Durante a cerimônia de entrega das vacinas Oxford/AstraZeneca fabricadas em Bio-Manguinhos/Fiocruz, o sucessor de Eduardo Pazuello disse que “é preciso garantir um atendimento mais rápido ao paciente para evitar que a doença progrida”

Indicado para assumir o Ministério da Saúde, o médico Marcelo Queiroga, afirmou nesta quarta-feira (17) que sua gestão vai atuar para conseguir homogeneizar a conduta assistencial no tratamento da covid-19 no Brasil.

Durante a cerimônia de entrega das vacinas Oxford/AstraZeneca fabricadas em Bio-Manguinhos/Fiocruz, no Rio de Janeiro, Queiroga destacou a necessidade de elaborar protocolos uniformizados de assistência nas unidades de terapia intensiva (UTIs).

O sucessor de Eduardo Pazuello disse, ainda, que “é preciso garantir um atendimento mais rápido ao paciente para evitar que a doença progrida.” Para isso, ele defendeu políticas de distanciamento social, que contribuem para a circulação do novo coronavírus.

A Fundação Oswaldo Cruz (Fiocruz) entregou um lote de 500 mil doses da vacina Oxford/AstraZeneca ao Programa Nacional de Imunizações (PNI). O imunizante foi produzido em Bio-Manguinhos, no Rio de Janeiro. Mais 580 mil doses serão disponibilizadas até esta sexta-feira (19).

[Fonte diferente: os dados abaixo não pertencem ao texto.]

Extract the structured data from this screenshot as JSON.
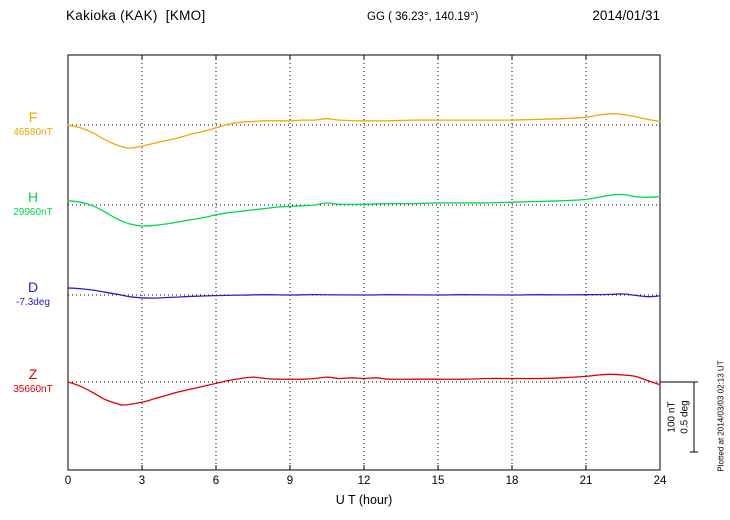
{
  "header": {
    "station": "Kakioka (KAK)  [KMO]",
    "coordinates": "GG ( 36.23°, 140.19°)",
    "date": "2014/01/31"
  },
  "footer": {
    "plotted_at": "Plotted at 2014/03/03 02:13 UT"
  },
  "chart_data": {
    "type": "line",
    "title": "Kakioka (KAK) [KMO] magnetogram 2014/01/31",
    "xlabel": "U T (hour)",
    "xlim": [
      0,
      24
    ],
    "x_ticks": [
      0,
      3,
      6,
      9,
      12,
      15,
      18,
      21,
      24
    ],
    "grid": "dotted vertical lines at 3-hour ticks; dotted horizontal baseline per channel",
    "scale_bar": {
      "labels": [
        "100 nT",
        "0.5 deg"
      ]
    },
    "values_are": "offset from channel base value, in channel unit",
    "series": [
      {
        "name": "F",
        "base_label": "46580nT",
        "base_value": 46580,
        "unit": "nT",
        "color": "#f0a800",
        "points": [
          [
            0,
            0
          ],
          [
            0.5,
            -4
          ],
          [
            1,
            -11
          ],
          [
            1.5,
            -21
          ],
          [
            2,
            -29
          ],
          [
            2.5,
            -33
          ],
          [
            3,
            -30
          ],
          [
            3.5,
            -26
          ],
          [
            4,
            -22
          ],
          [
            4.5,
            -18
          ],
          [
            5,
            -13
          ],
          [
            5.5,
            -9
          ],
          [
            6,
            -4
          ],
          [
            6.5,
            1
          ],
          [
            7,
            4
          ],
          [
            7.5,
            5
          ],
          [
            8,
            6
          ],
          [
            9,
            6
          ],
          [
            9.5,
            7
          ],
          [
            10,
            7
          ],
          [
            10.5,
            9
          ],
          [
            11,
            7
          ],
          [
            12,
            6
          ],
          [
            13,
            6
          ],
          [
            14,
            7
          ],
          [
            15,
            7
          ],
          [
            16,
            7
          ],
          [
            17,
            7
          ],
          [
            18,
            7
          ],
          [
            19,
            8
          ],
          [
            20,
            9
          ],
          [
            21,
            11
          ],
          [
            21.5,
            14
          ],
          [
            22,
            16
          ],
          [
            22.5,
            15
          ],
          [
            23,
            12
          ],
          [
            23.5,
            8
          ],
          [
            24,
            5
          ]
        ]
      },
      {
        "name": "H",
        "base_label": "29960nT",
        "base_value": 29960,
        "unit": "nT",
        "color": "#00d84e",
        "points": [
          [
            0,
            6
          ],
          [
            0.5,
            4
          ],
          [
            1,
            -1
          ],
          [
            1.5,
            -10
          ],
          [
            2,
            -20
          ],
          [
            2.5,
            -27
          ],
          [
            3,
            -30
          ],
          [
            3.5,
            -29
          ],
          [
            4,
            -27
          ],
          [
            4.5,
            -24
          ],
          [
            5,
            -21
          ],
          [
            5.5,
            -18
          ],
          [
            6,
            -14
          ],
          [
            6.5,
            -11
          ],
          [
            7,
            -9
          ],
          [
            7.5,
            -7
          ],
          [
            8,
            -5
          ],
          [
            8.5,
            -3
          ],
          [
            9,
            -2
          ],
          [
            9.5,
            -1
          ],
          [
            10,
            0
          ],
          [
            10.5,
            3
          ],
          [
            11,
            1
          ],
          [
            12,
            1
          ],
          [
            13,
            2
          ],
          [
            14,
            2
          ],
          [
            15,
            3
          ],
          [
            16,
            3
          ],
          [
            17,
            3
          ],
          [
            18,
            4
          ],
          [
            19,
            5
          ],
          [
            20,
            6
          ],
          [
            21,
            8
          ],
          [
            21.5,
            11
          ],
          [
            22,
            14
          ],
          [
            22.5,
            15
          ],
          [
            23,
            12
          ],
          [
            23.5,
            11
          ],
          [
            24,
            12
          ]
        ]
      },
      {
        "name": "D",
        "base_label": "-7.3deg",
        "base_value": -7.3,
        "unit": "deg",
        "color": "#2323cc",
        "points": [
          [
            0,
            0.05
          ],
          [
            0.5,
            0.045
          ],
          [
            1,
            0.035
          ],
          [
            1.5,
            0.02
          ],
          [
            2,
            0.005
          ],
          [
            2.5,
            -0.012
          ],
          [
            3,
            -0.02
          ],
          [
            3.5,
            -0.022
          ],
          [
            4,
            -0.018
          ],
          [
            4.5,
            -0.014
          ],
          [
            5,
            -0.01
          ],
          [
            5.5,
            -0.007
          ],
          [
            6,
            -0.004
          ],
          [
            7,
            -0.001
          ],
          [
            8,
            0.002
          ],
          [
            9,
            0
          ],
          [
            10,
            0.003
          ],
          [
            11,
            0.001
          ],
          [
            12,
            0
          ],
          [
            13,
            0.002
          ],
          [
            14,
            0.001
          ],
          [
            15,
            0
          ],
          [
            16,
            0.002
          ],
          [
            17,
            0.001
          ],
          [
            18,
            0
          ],
          [
            19,
            0.002
          ],
          [
            20,
            0.001
          ],
          [
            21,
            0.002
          ],
          [
            22,
            0.004
          ],
          [
            22.5,
            0.008
          ],
          [
            23,
            -0.003
          ],
          [
            23.5,
            -0.012
          ],
          [
            24,
            -0.006
          ]
        ]
      },
      {
        "name": "Z",
        "base_label": "35660nT",
        "base_value": 35660,
        "unit": "nT",
        "color": "#e00000",
        "points": [
          [
            0,
            0
          ],
          [
            0.5,
            -6
          ],
          [
            1,
            -15
          ],
          [
            1.5,
            -25
          ],
          [
            2,
            -31
          ],
          [
            2.2,
            -33
          ],
          [
            2.5,
            -32
          ],
          [
            3,
            -29
          ],
          [
            3.5,
            -24
          ],
          [
            4,
            -19
          ],
          [
            4.5,
            -14
          ],
          [
            5,
            -10
          ],
          [
            5.5,
            -6
          ],
          [
            6,
            -2
          ],
          [
            6.5,
            2
          ],
          [
            7,
            5
          ],
          [
            7.5,
            7
          ],
          [
            8,
            5
          ],
          [
            8.5,
            4
          ],
          [
            9,
            4
          ],
          [
            9.5,
            4
          ],
          [
            10,
            5
          ],
          [
            10.5,
            7
          ],
          [
            11,
            5
          ],
          [
            11.5,
            6
          ],
          [
            12,
            5
          ],
          [
            12.5,
            6
          ],
          [
            13,
            4
          ],
          [
            14,
            4
          ],
          [
            15,
            4
          ],
          [
            16,
            4
          ],
          [
            17,
            5
          ],
          [
            18,
            5
          ],
          [
            19,
            5
          ],
          [
            20,
            6
          ],
          [
            21,
            8
          ],
          [
            21.5,
            10
          ],
          [
            22,
            11
          ],
          [
            22.5,
            10
          ],
          [
            23,
            8
          ],
          [
            23.5,
            2
          ],
          [
            24,
            -4
          ]
        ]
      }
    ]
  }
}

Na última segunda-feira (15), Marcelo Queiroga foi convidado pelo presidente Jair Bolsonaro para assumir o Ministério da Saúde. Eles se reuniram no Palácio do Planalto, para tratar da substituição.  Queiroga é presidente da Sociedade Brasileira de Cardiologia e será o quarto ministro da Saúde do Brasil, desde o início da pandemia.